2026年02月24日

スタッフブログ

生きて帰った理由

 99年の人生が、今のあなたに託す言葉 ―

温めていた企画・・・・

沖縄戦から80年。

戦争を“体験として語れる”世代は、今まさに静かに少なくなっています。百穂苑に暮らす99歳の入居者は、19歳で沖縄戦を経験しました。激戦地を生き抜き、捕虜となり、それでも「生きて帰った」。
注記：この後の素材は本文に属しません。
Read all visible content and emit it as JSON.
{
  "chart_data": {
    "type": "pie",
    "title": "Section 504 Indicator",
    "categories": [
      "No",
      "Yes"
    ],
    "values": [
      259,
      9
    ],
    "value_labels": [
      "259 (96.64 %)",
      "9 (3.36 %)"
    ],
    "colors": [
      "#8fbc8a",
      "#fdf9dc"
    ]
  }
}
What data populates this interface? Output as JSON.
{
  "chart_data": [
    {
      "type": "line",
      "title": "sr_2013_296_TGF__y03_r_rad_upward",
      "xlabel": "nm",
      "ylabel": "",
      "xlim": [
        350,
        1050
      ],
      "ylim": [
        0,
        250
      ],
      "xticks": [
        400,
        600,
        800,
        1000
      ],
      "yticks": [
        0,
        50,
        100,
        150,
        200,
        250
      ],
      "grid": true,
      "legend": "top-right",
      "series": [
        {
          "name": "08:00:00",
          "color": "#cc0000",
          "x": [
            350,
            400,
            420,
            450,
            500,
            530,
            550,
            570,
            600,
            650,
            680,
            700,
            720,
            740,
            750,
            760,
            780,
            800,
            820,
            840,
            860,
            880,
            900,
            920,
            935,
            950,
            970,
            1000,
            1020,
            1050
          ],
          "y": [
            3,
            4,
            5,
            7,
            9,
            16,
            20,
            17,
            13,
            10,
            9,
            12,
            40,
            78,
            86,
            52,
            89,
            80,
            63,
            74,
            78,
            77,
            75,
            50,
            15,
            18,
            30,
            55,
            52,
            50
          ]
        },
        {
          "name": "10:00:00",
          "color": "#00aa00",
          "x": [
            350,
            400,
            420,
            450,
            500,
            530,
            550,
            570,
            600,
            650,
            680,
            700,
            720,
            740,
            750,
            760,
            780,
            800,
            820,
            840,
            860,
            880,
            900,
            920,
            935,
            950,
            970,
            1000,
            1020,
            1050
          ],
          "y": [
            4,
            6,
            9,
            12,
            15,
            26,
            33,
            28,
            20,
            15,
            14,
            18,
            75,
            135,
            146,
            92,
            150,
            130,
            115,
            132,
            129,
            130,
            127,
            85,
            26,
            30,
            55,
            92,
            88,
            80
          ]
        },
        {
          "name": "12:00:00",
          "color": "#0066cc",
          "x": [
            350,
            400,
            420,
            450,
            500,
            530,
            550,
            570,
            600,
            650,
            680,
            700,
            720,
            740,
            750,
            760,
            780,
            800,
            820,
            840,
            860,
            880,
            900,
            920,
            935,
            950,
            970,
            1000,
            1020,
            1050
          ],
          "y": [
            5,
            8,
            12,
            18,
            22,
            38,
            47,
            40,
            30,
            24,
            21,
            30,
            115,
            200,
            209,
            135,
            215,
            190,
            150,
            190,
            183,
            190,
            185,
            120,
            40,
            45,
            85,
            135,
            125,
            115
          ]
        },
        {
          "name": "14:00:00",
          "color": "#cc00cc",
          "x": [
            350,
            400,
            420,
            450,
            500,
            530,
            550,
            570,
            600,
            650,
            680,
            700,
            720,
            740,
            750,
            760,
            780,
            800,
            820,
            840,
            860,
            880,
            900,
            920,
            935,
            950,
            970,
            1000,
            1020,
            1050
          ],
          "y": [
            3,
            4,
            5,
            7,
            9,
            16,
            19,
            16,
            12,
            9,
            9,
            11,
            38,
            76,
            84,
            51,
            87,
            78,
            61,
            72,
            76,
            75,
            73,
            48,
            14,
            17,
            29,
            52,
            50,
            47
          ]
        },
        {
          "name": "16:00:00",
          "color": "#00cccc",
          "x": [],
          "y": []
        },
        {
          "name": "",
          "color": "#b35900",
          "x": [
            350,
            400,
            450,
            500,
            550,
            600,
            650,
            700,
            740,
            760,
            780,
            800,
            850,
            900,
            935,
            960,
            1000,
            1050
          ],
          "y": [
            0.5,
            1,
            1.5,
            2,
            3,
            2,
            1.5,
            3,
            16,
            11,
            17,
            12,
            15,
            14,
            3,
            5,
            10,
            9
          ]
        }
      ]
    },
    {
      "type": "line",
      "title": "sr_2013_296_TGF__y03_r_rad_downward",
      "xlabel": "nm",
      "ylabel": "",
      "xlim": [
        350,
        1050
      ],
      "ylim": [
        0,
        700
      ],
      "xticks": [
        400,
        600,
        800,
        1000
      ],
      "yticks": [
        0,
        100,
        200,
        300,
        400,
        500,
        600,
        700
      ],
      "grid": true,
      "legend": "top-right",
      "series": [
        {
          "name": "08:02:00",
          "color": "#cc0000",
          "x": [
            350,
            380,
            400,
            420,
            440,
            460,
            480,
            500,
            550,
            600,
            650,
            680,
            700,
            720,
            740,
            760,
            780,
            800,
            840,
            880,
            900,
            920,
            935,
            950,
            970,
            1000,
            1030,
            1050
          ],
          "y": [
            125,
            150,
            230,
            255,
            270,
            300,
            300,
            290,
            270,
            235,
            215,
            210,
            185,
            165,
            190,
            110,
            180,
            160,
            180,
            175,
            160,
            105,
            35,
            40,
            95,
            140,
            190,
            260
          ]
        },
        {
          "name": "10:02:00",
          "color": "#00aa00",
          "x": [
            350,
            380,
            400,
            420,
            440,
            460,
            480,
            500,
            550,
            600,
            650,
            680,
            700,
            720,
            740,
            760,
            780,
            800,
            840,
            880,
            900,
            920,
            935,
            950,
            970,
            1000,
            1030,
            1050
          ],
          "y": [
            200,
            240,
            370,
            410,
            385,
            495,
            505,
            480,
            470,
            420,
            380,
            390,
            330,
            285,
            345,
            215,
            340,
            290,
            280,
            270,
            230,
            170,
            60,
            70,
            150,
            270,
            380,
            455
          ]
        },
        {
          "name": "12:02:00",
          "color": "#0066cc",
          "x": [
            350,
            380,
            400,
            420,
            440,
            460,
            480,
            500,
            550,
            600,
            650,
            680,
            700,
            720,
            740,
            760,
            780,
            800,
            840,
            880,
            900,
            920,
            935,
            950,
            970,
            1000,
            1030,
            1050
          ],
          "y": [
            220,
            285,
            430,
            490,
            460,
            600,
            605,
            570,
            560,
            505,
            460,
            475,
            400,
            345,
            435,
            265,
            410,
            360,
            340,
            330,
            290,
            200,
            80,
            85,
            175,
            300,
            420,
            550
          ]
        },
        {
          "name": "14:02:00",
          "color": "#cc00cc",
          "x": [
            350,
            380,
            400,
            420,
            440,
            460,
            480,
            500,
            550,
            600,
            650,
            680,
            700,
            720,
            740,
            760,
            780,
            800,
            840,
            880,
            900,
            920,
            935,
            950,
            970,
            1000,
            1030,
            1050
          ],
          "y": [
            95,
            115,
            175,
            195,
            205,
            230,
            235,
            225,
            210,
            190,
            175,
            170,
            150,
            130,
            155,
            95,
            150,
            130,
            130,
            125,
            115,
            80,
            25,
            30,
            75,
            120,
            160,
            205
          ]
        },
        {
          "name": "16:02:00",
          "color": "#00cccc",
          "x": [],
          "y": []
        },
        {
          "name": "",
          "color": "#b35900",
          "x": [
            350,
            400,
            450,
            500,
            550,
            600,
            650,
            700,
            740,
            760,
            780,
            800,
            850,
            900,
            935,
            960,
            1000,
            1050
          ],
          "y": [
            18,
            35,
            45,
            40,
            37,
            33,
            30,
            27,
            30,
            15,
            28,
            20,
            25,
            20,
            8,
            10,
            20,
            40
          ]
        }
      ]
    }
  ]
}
戦後の沖縄復興を支え、家族を守り、社会を築き、

そして今もなお、「二度と戦争をしてはいけない」と語り続けています。

私たちは考えました。

この“生きた証言”を、次の世代に直接届けたい。

介護施設の役割とは・・

介護施設は、生活を支える場所であると同時に、

人生を受け取り、次世代へつなぐ場所でもあります。

高齢者は「守られる存在」だけではありません。

長い人生の中で得た経験や価値観を、社会へ還元できる存在です。

百穂苑は、

人生の最終章を支えるだけでなく、

その人生に“意味と役割”を生み出す施設でありたい。

ここは、

人生が語られ、受け取られ、そして次へ渡される場所です。

学生たちが、戦争を「歴史」ではなく「ひとりの人生」として受け取る時間。

「平和とは何か」

「自分に何ができるのか」

を、自分の言葉で考えるきっかけになる時間。

そして入居者が、

「生き残った自分に何ができるのか」と問い続けてきた99年の意味を、次の世代へ託す時間。

この出会いは、きっと学生の心に残り続けます。

“生きて帰った理由”は、

今を生きる私たちへの問いかけです。

地域密着型複合施設 百穂苑

人生が、未来へ手渡される場所へ。